Edit: OK, found member Sitflyer who was doing this and will contact him here today, but my question still stands. Who here has done/is doing this?
 
Last edited:
If you are talking about thinning out the grind I can help you out, just shoot me an email.
 
Search for "slimfit" and "pocket melt" some of the old threads come up, and some people involved who may be of more assistance.

Basically I always flat sanded the knife on a sheet of 100 grit paper by hand, vigorously moving the knife back and forth. Takes some time... then I round the edges with a file and back to the paper. Work up through the grits till I get to 600. When the knife has been thinned down to where I like it, I weep some thin CA glue into the pins ( with the heads sanded off there is nothing to hold them in place now), and the edges of the scales, making sure to keep a paper towel handy to sop up any excess, mind those fingers!, that thin CA can set up real quick and glue the paper to your fingertips or even burn you as it sets. I use a combination of sanding blocks and dowels wrapped with the different grades of paper to finish the metal up to each level, being mindful to keep the radiuses even and pleasing to the hand, it's a labor of love.
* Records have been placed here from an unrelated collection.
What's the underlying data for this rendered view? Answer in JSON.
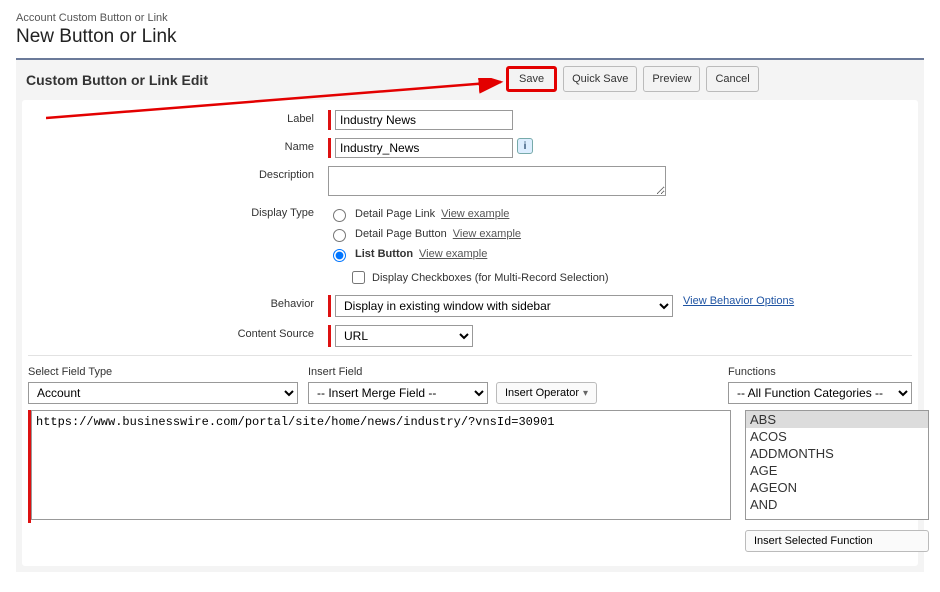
{
  "breadcrumb": "Account Custom Button or Link",
  "page_title": "New Button or Link",
  "section_title": "Custom Button or Link Edit",
  "buttons": {
    "save": "Save",
    "quick_save": "Quick Save",
    "preview": "Preview",
    "cancel": "Cancel"
  },
  "form": {
    "label_label": "Label",
    "label_value": "Industry News",
    "name_label": "Name",
    "name_value": "Industry_News",
    "description_label": "Description",
    "description_value": "",
    "display_type_label": "Display Type",
    "display_type": {
      "detail_link": "Detail Page Link",
      "detail_button": "Detail Page Button",
      "list_button": "List Button",
      "view_example": "View example",
      "checkbox_label": "Display Checkboxes (for Multi-Record Selection)",
      "selected": "list_button"
    },
    "behavior_label": "Behavior",
    "behavior_value": "Display in existing window with sidebar",
    "behavior_link": "View Behavior Options",
    "content_source_label": "Content Source",
    "content_source_value": "URL"
  },
  "editor": {
    "field_type_label": "Select Field Type",
    "field_type_value": "Account",
    "insert_field_label": "Insert Field",
    "insert_field_value": "-- Insert Merge Field --",
    "insert_operator": "Insert Operator",
    "functions_label": "Functions",
    "functions_cat_value": "-- All Function Categories --",
    "functions_list": [
      "ABS",
      "ACOS",
      "ADDMONTHS",
      "AGE",
      "AGEON",
      "AND"
    ],
    "functions_selected_index": 0,
    "insert_selected_fn": "Insert Selected Function",
    "code_value": "https://www.businesswire.com/portal/site/home/news/industry/?vnsId=30901"
  }
}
When the knife has been thinned down, the tricky part is next. Knocking out the pivot pin and re-pinning the blade to make the knife stable and secure. By sanding, you have removed the swell of the pins where they meet the surface of the bolsters, so any lateral force applied will let the bolsters splay outwards and give you side to side blade play and a depression where the pin is.

Use a 1/8" pin punch and drive out the pivot pin. Cut a piece of brass 1/8" pin stock a little longer than needed, like, 1/8" or so excess each side of the bolsters. You can just sand a bevel on the 1/8" brass rod and insert it through the bolsters/blade/bushing assembly and scratch your cut mark on it, then chop it off with a cutting wheel and a dremel. Now you need a flat hard piece of steel to lay the pin on( while it is assembled) and a hammer to peen the pin to swell it a bit making a tight mechanical bond to the bolsters. A light hammer is all that is required, I prefer a 4 ounce hammer for this. Lots of taps going around the pin. A single edge razor blade can be used as a shim to prevent over tightening the joint, but I have always just free handed this step. Once the pin has been peened you are on the home stretch, file the pin flush to the bolsters and re-sand the bolsters and the rest of the knife. Final buffing can be done with a felt wheel on a bench grinder with metal compound.

A belt sander or bench disc sander will save hours of time and labor, Labor for me is cheap :) Feeling of having a one off custom self modified Buck knife...Priceless :thumbup: Good luck Bad.
 
Last edited:
Search for "slimfit" and "pocket melt" some of the old threads come up, and some people involved who may be of more assistance.

Ahhh I see! Thanks for pointing me in the right direction!

Yeah that looks a little more involved than I wanna get 😊
 
Yes, thanks! I am looking at the slim fit and pocket melt modification. Looked at a handful of the threads and will continue with more.